Да, дорогой читатель, жизнь — странная и жестокая штука. И все же бывают в ней мгновения, исполненные рокового драматизма, когда не думаешь, хороша она или плоха, когда в сердце с шумом плещутся волны прибоя, составляющего самую жизненную суть, когда словно приподнимаешься над буднями, возносишься на головокружительную высоту и ощущаешь биение могучих крыльев жизни. А произошло вот что: как раз в тот момент, когда двое неподкупных стражей порядка вели вниз старого вагоновожатого, выглядевшего еще старее обычного, по лестнице поднималась старая сиделка, старая, седовласая сиделка.

И они наконец встретились, эти двое, что жили в одном доме, дверь в дверь, и были предназначены друг для друга. Впервые встретились их глаза, и нежная любовь вспыхнула в их старых сердцах. О, в эту секунду они с готовностью простили городу все причиненные им страдания и одиночество. Люди ведь так великодушны, стоит им только получить от жизни хоть капельку радости.

Даже суровые и неподкупные стражи порядка ощутили свою сопричастность чему-то великому, что было выше их разумения, вселяло в них некоторую неуверенность, а может быть, и страх, во всяком случае, они вдруг остановились посреди лестницы, и вместе с ними — зажатый с двух сторон грешник. А старая сиделка подошла к нему совсем близко, глаза ее сияли, какое-то слово трепетало на губах, просилось наружу помимо ее воли.

— Ключ, — прошептала она горячо, почти сладострастно, — ключ! — Как заклинание.

И он, словно ожившая статуя, начал шарить рукой у сердца, потом просунул два пальца в жилетный карман, вытащил ключ от своей квартиры. И вручил этот ключ ей. А затем двинулся дальше в сопровождении двух неподкупных стражей, с высоко поднятой головой, с ликующим взором, как один из тех мучеников-подвижников, каких описывают в исторических романах. Как человек, не побоявшийся пойти собственным путем, хоть и ступивший на него с большим опозданием.

На том, собственно, и кончается мой длинный, захватывающий роман о человеческих судьбах в мозглой атмосфере большого города.

Но ведь это только в романах наступает конец, на котором все обрывается.

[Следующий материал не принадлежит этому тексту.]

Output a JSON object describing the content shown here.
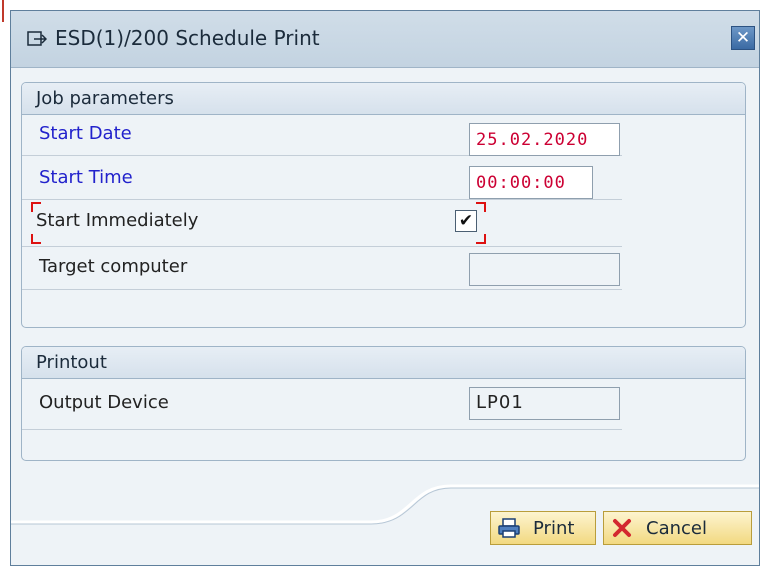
{
  "dialog": {
    "title": "ESD(1)/200 Schedule Print",
    "close_glyph": "✕"
  },
  "job_parameters": {
    "header": "Job parameters",
    "start_date": {
      "label": "Start Date",
      "value": "25.02.2020"
    },
    "start_time": {
      "label": "Start Time",
      "value": "00:00:00"
    },
    "start_immediately": {
      "label": "Start Immediately",
      "checked": true
    },
    "target_computer": {
      "label": "Target computer",
      "value": ""
    }
  },
  "printout": {
    "header": "Printout",
    "output_device": {
      "label": "Output Device",
      "value": "LP01"
    }
  },
  "buttons": {
    "print": "Print",
    "cancel": "Cancel"
  },
  "colors": {
    "required_label": "#2222cc",
    "invalid_value": "#cc0033",
    "button_bg": "#f2d981"
  },
  "icons": {
    "title": "export-icon",
    "close": "close-icon",
    "print": "printer-icon",
    "cancel": "cancel-x-icon"
  }
}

В жизни же всегда остается спасительное «может быть». Им-то мы все и живем, этим «может быть».

Вот так и старушка сиделка. Оставила свое жилье и поселилась у старика вагоновожатого. Прежде чем сунуть ключ в замочную скважину, она нежно поцеловала его. И стала жить в его квартире, уповая на «может быть». Может быть, он вернется, может быть, им еще дано будет вкусить супружеского счастья.

И, проводя жизнь в ожидании и бдении, она поливала его чахлые комнатные цветы, питалась консервами из его припасов, платила за него в больничную кассу и просматривала его скудную почту.

Старого вагоновожатого приговорили к исправительно-трудовым работам на неопределенный срок с лишением свободы.

Так что, может быть, он еще и выйдет. Любовь все способна преодолеть, она дает человеку силы выстоять даже в самых тяжких условиях.

Может быть…

Обезьяна Перевод Е. Суриц

Это история про улицу, которую уже и не назвать было улицей, про людей, ютившихся по развалинам, и про старую обезьяну, воротившую улице ее прежнюю жизнь.

Когда умолк грохот бомб и вернулась тишина, люди поняли, до чего же они устали, и всем захотелось одного: забиться в свои норы, и забыться, и спать, спать без снов.

Но некуда было забиться. И началась долгая, трудная работа. Улицу сначала расчистили от обломков взорванных стен, а потом устроили норы по подвалам и среди обломков и стали жить дальше, ведь жить дальше — самое простое и естественное.

В один прекрасный день на улице появилась обезьяна. Старая обезьяна с сединой на висках. Это была обезьяна из бродячего цирка, но война положила конец его существованию, разогнала зверей и циркачей, и старая обезьяна, умевшая показывать карточные фокусы, ездить на велосипеде и много кой-чего еще, сделалась никому не нужна.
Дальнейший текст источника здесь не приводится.